Vallejo, Ca., police had ruled the kidnapping and ransoming of 29-year-old Denise Huskins last week an "orchestrated event" by the woman and her boyfriend in a supposed Gone Girl-style fakeout. But now people claiming to be her captors have emailed detailed messages to California news outlets demanding credit for the supposed crime and that Huskins' good name be cleared.

Denise Huskins was allegedly taken against her will from her boyfriend Aaron Quinn's home in Vallejo on March 23 between midnight and 5 a.m. and was supposedly being held for $8,500 ransom. According to his attorneys, Quinn had been drugged and tied up by the kidnappers, and only was able to report Huskins missing seven hours later, after presumably breaking free. Quinn, 30, also claims he was given a drug test by police and interrogated for 17 hours. Huskins turned up—apparently freed by her kidnappers—two days later in Huntington Beach.

But after Quinn skipped a flight to speak with investigators about the supposed abduction, police ruled the entire incident a hoax.

Then another twist came in the already bizarre story: Emails, claiming to be authored by Huskins' kidnappers, containing "numerous details about the alleged kidnapping and referred to auto thefts and home burglaries," were sent to the San Francisco Chronicle and Los Angeles Times.

In an email sent to the Chronicle on Monday, the supposed kidnappers threatened Lt. Kenny Park, a spokesman for the Vallejo police department, offering a noon local time deadline for a public apology: "I/we may be the direct agent of harm. But it will be made crystal clear that the Vallejo Police Department, and you, Mr. Park, had every opportunity to stop it."

That message followed a much longer email from the alleged kidnappers sent to the paper this past Saturday, in which they claimed to be an Oceans Eleven-type group:

Then on Saturday, The Chronicle received a 9,000-word e-mail with numerous details of the supposed kidnapping, along with assertions that the abductors ran an elaborate car-theft operation on Mare Island for months and had burglarized several homes, taking car keys and personal information stored on home computers.

The e-mails have been sent from what appear to be dummy accounts, with names like huskinskidnapping@hotmail.com.

In one e-mail, the sender identified the group as "sort of Ocean's Eleven, gentlemen criminals." The writer said they had turned to kidnapping for ransom because they "did not want to stay thieves or criminals forever. What we really wanted was to complete one or two big jobs and then to do whatever we felt like for the rest of our lives."

The sender said his gang was made up of three core members, two with college educations.

They also described the elaborate means by which they allegedly kidnapped Huskins from her boyfriend's home:

The night of the alleged abduction, the writer said, the team drilled holes in a window pane to release a lock to enter Quinn's home. The sender said the team used plastic squirt guns with "strobe flashlights and laser pointers" duct-taped on them to mimic firearms.

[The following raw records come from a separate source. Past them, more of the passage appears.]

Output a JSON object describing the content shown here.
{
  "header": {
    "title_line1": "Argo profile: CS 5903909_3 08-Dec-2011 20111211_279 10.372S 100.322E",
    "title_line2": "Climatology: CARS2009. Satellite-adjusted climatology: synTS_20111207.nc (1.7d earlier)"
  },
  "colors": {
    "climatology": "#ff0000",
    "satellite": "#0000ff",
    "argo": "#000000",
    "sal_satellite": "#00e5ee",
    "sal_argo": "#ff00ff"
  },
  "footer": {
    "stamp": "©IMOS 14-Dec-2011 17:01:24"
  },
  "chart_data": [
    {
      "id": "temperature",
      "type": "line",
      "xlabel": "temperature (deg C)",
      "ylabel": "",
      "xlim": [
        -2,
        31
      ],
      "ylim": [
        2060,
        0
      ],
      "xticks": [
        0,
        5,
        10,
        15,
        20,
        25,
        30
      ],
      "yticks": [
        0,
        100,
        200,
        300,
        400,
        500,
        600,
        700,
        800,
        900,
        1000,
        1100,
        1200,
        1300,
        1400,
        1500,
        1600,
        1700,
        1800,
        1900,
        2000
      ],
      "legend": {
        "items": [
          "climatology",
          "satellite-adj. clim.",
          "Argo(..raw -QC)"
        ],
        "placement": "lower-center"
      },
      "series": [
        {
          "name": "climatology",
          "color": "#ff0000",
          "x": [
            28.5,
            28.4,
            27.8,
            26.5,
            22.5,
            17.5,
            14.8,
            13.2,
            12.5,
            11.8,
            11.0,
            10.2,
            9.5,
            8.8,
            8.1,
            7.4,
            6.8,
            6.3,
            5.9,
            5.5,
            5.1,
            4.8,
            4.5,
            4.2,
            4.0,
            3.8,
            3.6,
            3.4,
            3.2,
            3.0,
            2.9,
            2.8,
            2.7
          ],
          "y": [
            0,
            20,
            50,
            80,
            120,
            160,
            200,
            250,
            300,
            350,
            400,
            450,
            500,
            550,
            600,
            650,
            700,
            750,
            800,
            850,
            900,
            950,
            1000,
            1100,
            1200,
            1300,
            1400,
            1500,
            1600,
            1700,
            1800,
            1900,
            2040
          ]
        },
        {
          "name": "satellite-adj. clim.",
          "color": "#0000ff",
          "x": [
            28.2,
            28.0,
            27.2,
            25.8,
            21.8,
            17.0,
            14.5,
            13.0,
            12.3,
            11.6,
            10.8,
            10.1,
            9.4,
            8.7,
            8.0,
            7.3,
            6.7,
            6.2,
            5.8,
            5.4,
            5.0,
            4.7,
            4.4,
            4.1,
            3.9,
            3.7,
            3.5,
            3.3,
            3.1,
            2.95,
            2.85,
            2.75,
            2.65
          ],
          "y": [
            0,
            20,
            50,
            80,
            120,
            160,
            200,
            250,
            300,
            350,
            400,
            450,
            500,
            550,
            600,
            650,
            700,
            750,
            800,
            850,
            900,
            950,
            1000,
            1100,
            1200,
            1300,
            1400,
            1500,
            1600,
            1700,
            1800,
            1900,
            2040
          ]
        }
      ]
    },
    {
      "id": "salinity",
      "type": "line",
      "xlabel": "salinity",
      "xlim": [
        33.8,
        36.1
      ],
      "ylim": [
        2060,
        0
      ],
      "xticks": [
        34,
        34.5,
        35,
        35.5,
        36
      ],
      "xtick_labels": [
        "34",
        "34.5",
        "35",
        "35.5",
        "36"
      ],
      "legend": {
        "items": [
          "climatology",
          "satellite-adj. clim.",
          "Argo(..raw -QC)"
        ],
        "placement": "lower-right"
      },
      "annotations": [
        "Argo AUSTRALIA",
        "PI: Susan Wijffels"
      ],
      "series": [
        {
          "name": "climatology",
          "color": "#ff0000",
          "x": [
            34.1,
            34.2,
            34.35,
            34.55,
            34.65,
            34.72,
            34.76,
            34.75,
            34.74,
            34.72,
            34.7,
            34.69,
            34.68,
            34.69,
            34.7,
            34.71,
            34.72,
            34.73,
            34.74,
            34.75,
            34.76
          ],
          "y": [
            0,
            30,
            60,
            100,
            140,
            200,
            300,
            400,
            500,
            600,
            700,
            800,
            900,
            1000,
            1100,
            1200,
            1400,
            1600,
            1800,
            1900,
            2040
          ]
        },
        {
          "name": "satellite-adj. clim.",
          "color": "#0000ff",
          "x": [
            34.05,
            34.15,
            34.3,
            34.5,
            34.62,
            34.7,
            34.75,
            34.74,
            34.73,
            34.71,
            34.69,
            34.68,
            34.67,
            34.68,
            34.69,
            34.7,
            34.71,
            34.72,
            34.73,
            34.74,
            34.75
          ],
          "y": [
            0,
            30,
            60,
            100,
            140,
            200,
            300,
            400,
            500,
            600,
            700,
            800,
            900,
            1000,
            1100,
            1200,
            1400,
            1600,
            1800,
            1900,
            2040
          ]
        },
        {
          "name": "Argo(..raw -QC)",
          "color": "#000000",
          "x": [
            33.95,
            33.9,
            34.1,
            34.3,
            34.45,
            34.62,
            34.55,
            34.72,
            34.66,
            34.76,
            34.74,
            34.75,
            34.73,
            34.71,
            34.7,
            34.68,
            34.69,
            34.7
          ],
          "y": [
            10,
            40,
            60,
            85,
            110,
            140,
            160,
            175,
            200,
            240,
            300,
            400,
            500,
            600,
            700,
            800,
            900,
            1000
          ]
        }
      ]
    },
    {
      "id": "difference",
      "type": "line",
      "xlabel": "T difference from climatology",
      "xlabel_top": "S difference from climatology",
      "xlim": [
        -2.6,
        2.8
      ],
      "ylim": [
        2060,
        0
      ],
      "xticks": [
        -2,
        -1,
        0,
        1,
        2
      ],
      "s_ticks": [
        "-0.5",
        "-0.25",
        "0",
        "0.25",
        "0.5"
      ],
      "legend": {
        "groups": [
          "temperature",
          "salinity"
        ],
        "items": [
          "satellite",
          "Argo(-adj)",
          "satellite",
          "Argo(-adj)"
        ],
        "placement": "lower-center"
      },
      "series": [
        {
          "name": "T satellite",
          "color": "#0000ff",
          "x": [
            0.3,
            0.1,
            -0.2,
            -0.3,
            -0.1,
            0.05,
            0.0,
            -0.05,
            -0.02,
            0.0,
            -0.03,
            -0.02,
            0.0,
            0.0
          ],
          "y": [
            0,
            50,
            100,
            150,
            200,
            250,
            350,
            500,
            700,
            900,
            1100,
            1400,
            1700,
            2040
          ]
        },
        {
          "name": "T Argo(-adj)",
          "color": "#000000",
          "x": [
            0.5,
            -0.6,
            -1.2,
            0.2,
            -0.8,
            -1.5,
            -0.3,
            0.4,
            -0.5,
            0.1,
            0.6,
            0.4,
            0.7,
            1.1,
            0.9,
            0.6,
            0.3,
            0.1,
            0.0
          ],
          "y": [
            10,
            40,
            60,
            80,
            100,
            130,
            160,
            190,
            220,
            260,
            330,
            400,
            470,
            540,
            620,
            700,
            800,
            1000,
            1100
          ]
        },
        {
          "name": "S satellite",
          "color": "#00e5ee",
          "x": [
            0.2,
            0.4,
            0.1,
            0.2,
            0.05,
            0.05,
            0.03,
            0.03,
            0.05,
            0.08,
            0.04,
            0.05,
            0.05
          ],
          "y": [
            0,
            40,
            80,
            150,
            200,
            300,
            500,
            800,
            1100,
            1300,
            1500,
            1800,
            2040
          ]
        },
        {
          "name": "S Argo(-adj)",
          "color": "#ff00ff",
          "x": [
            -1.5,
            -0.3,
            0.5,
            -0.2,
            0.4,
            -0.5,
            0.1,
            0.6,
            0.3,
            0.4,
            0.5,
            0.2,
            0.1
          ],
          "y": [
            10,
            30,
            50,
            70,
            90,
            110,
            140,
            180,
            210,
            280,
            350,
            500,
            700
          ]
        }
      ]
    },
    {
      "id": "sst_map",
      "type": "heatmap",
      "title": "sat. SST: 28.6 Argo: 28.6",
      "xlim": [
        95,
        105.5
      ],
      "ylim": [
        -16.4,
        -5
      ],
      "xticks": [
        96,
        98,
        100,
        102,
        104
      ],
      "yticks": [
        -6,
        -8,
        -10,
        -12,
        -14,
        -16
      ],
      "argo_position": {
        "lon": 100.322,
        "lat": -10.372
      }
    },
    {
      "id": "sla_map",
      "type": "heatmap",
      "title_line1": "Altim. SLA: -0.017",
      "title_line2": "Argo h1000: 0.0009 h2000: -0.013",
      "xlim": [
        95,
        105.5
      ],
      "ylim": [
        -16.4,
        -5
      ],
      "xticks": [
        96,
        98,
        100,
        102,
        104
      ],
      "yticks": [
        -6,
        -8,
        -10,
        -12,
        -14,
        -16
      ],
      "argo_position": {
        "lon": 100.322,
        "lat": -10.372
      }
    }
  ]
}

During the alleged crime, Huskins and Quinn were given headphones playing "calming music and some spoken instructions" while the crew went to work with plans to monitor Quinn electronically so he would not go to authorities, the sender wrote. Then they put Huskins into the trunk of Quinn's car and drove off, the e-mail said.

But the alleged abduction was a mistake, apparently: The "kidnappers" claim to have snatched the wrong woman from Quinn's home, and released Huskins "because we were horrified at what we had done."

The Los Angeles Times reports receiving an email from the self-proclaimed kidnappers as well, in which they write, "The Mare Island kidnapping was a training mission to test means and methods that would be used on higher net worth targets."

Huskins' attorney, Douglas Rappaport, told the Chronicle that the emails "contain details that only Denise, Aaron, and kidnappers would know." One of Quinn's lawyers, Amy Morton, also told the paper that her client can also confirm details noted in the emails, including that the couple was given headphones by the alleged captors and holes drilled into a window frame of his home.

Vallejo police have declined to comment on the emails to both the Chronicle and the Times.